E' ovvio che chi si opera a mantenere questo caos o è fortemente disiformato o possiede interessi economici legati a quella situazione.

Per l'occasione mi dichiaro offeso dal fantasioso personaggio che ha avuto il coraggio di ridefinire "ecoballe" degli enormi sacchi di rifiuti. Propongo una legge che smaltisca come rifiuto coloro che usano a sproposito il suffisso eco - per rinominare materiali molto inquinanti e prendere i cittadini per il naso.
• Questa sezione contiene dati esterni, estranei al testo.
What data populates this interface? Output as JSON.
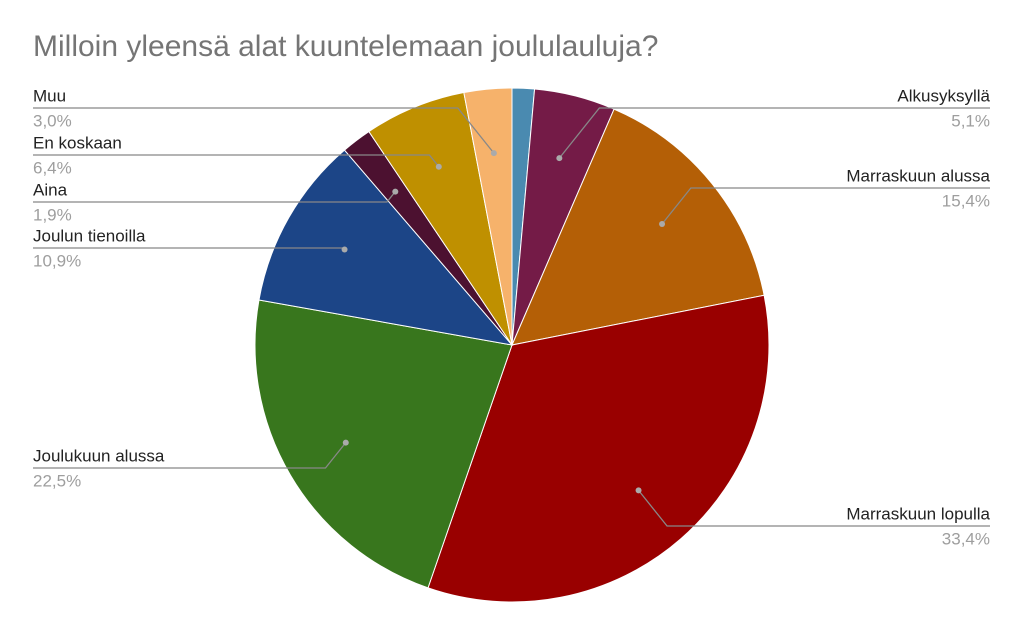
{
  "chart_data": {
    "type": "pie",
    "title": "Milloin yleensä alat kuuntelemaan joululauluja?",
    "categories": [
      null,
      "Alkusyksyllä",
      "Marraskuun alussa",
      "Marraskuun lopulla",
      "Joulukuun alussa",
      "Joulun tienoilla",
      "Aina",
      "En koskaan",
      "Muu"
    ],
    "values": [
      1.4,
      5.1,
      15.4,
      33.4,
      22.5,
      10.9,
      1.9,
      6.4,
      3.0
    ],
    "value_labels": [
      null,
      "5,1%",
      "15,4%",
      "33,4%",
      "22,5%",
      "10,9%",
      "1,9%",
      "6,4%",
      "3,0%"
    ],
    "colors": [
      "#4a8ab0",
      "#741b47",
      "#b45f06",
      "#990000",
      "#38761d",
      "#1c4587",
      "#4c1130",
      "#bf9000",
      "#f6b26b"
    ]
  }
}
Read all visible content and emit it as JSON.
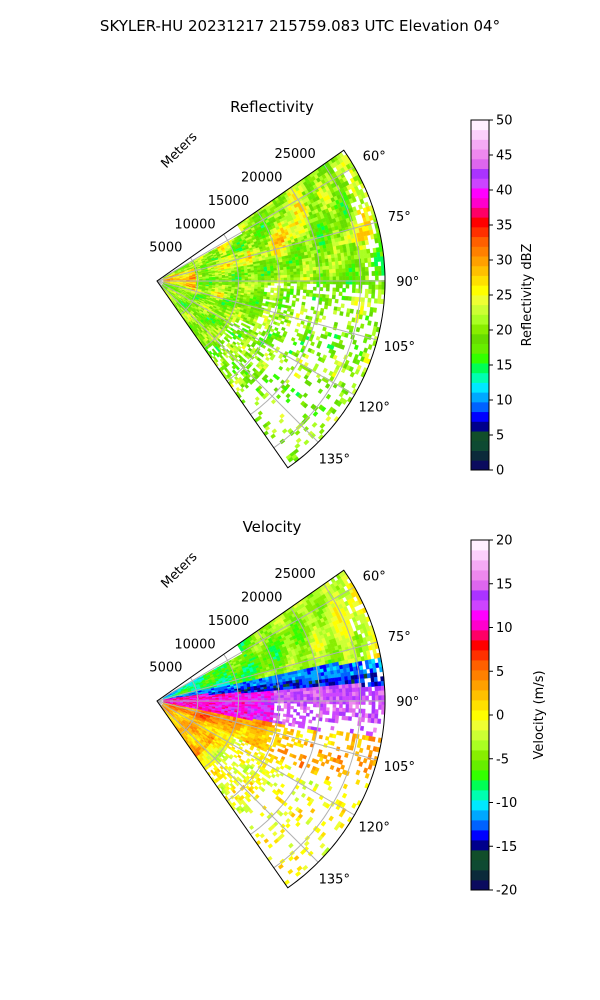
{
  "suptitle": "SKYLER-HU  20231217  215759.083 UTC Elevation 04°",
  "chart_data": [
    {
      "type": "heatmap",
      "projection": "polar-sector",
      "title": "Reflectivity",
      "radial_axis_label": "Meters",
      "radial_ticks": [
        "5000",
        "10000",
        "15000",
        "20000",
        "25000"
      ],
      "azimuth_ticks": [
        "60°",
        "75°",
        "90°",
        "105°",
        "120°",
        "135°"
      ],
      "azimuth_range_deg": [
        55,
        145
      ],
      "range_max_m": 28000,
      "grid": true,
      "colorbar": {
        "label": "Reflectivity dBZ",
        "min": 0,
        "max": 50,
        "ticks": [
          "0",
          "5",
          "10",
          "15",
          "20",
          "25",
          "30",
          "35",
          "40",
          "45",
          "50"
        ],
        "colors": [
          "#0b0b5e",
          "#0b2a3a",
          "#0e4a32",
          "#114e2a",
          "#00008b",
          "#0000ff",
          "#0062ff",
          "#00a8ff",
          "#00e8ff",
          "#00ffb0",
          "#00ff55",
          "#33ff00",
          "#66ee00",
          "#66dd00",
          "#88ee00",
          "#aaff22",
          "#ccff33",
          "#eeff33",
          "#ffff00",
          "#ffe000",
          "#ffc000",
          "#ffa000",
          "#ff8000",
          "#ff6000",
          "#ff3000",
          "#ff0000",
          "#ff0066",
          "#ff00cc",
          "#ff00ff",
          "#cc44ff",
          "#aa33ff",
          "#dd66ee",
          "#ee88ee",
          "#f5aaf5",
          "#fbd0fb",
          "#fff0ff"
        ]
      },
      "field_description": "mostly 15-28 dBZ, streaks up to 35 near 60-75 and close range"
    },
    {
      "type": "heatmap",
      "projection": "polar-sector",
      "title": "Velocity",
      "radial_axis_label": "Meters",
      "radial_ticks": [
        "5000",
        "10000",
        "15000",
        "20000",
        "25000"
      ],
      "azimuth_ticks": [
        "60°",
        "75°",
        "90°",
        "105°",
        "120°",
        "135°"
      ],
      "azimuth_range_deg": [
        55,
        145
      ],
      "range_max_m": 28000,
      "grid": true,
      "colorbar": {
        "label": "Velocity (m/s)",
        "min": -20,
        "max": 20,
        "ticks": [
          "-20",
          "-15",
          "-10",
          "-5",
          "0",
          "5",
          "10",
          "15",
          "20"
        ],
        "colors": [
          "#0b0b5e",
          "#0b2a3a",
          "#0e4a32",
          "#114e2a",
          "#00008b",
          "#0000ff",
          "#0062ff",
          "#00a8ff",
          "#00e8ff",
          "#00ffb0",
          "#00ff55",
          "#33ff00",
          "#66ee00",
          "#88ee00",
          "#aaff22",
          "#ccff33",
          "#eeff33",
          "#ffff00",
          "#ffe000",
          "#ffc000",
          "#ffa000",
          "#ff8000",
          "#ff6000",
          "#ff3000",
          "#ff0000",
          "#ff0066",
          "#ff00cc",
          "#ff00ff",
          "#cc44ff",
          "#aa33ff",
          "#dd66ee",
          "#ee88ee",
          "#f5aaf5",
          "#fbd0fb",
          "#fff0ff"
        ]
      },
      "field_description": "north of ~80° negative (-12 to -5), band 80-95° positive (+8 to +15), south of ~95° near 0 to +5"
    }
  ]
}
Cominciamo quindi a mettere ordine e verità anche se facendo ciò posso crearmi dei nemici:

Spesso gli inceneritori vengono spacciati per ecologici, ma nonostante i bizzarri nomi con cui vengono ribattezzati sono sempre dei produttori di inquinamento. Potevano essere la soluzione meno dannosa fino ad una ventina di anni fa, ma ad oggi chi pensa di realizzarne uno non sa quali danni possa provocare alla nostra salute con le nanopolveri che vengono prodotte dalla combustione. Non sosterrei mai cose che non posso scientificamente dimostrare.

Chiarito questo faccio un accenno a solo alcune delle tecnologie valide che possano risolvere definitivamente il problema, e non me ne vogliano i produttori di tecnologie che per motivi di sintesi non citerò, ma comunque valide: la tecnologia principale, meno costosa e più pulita è la buona, vecchia e sottostimata differenziazione. Pensiamoci un po, se in casa separassimo veramente tutto in contenitori diversi, ed esistessero dei sistemi di raccolta efficienti, avremmo ZERO rifiuti. Mi rendo conto che è troppo semplice perché tutto ciò possa essere compreso da alcuni, ma immaginatevi di eliminare il solito secchio dell'immondizia solitamente posto nel sottolavello per sostituirlo con un multicontenitore in cui separare davvero tutto, in modo che ogni prodotto possa essere raccolto porta a porta direttamente da veicoli delle aziende interessate a riciclare tali materiali. In più non ci sarebbero costi di raccolta.

In questi ultimi anni parecchi ricercatori hanno affrontato con successo il problema rifiuti dimostrando che possono essere direttamente trasformati in materia prima a volte ipertecnologica, miscelando e compattando intelligentemente i diversi materiali dopo essere stati sterilizzati e liofilizzati. In pratica entrano rifiuti ed escono pannelli, travi, gusci dei telefonini, biciclette ed altro senza un minimo di inquinamento.

Quelli che siamo abituati a chiamare rifiuti sono in realtà una fonte eccellente di nuove risorse. Non credeteci quando cercano di spacciarli per un problema, ci stanno prendendo in giro.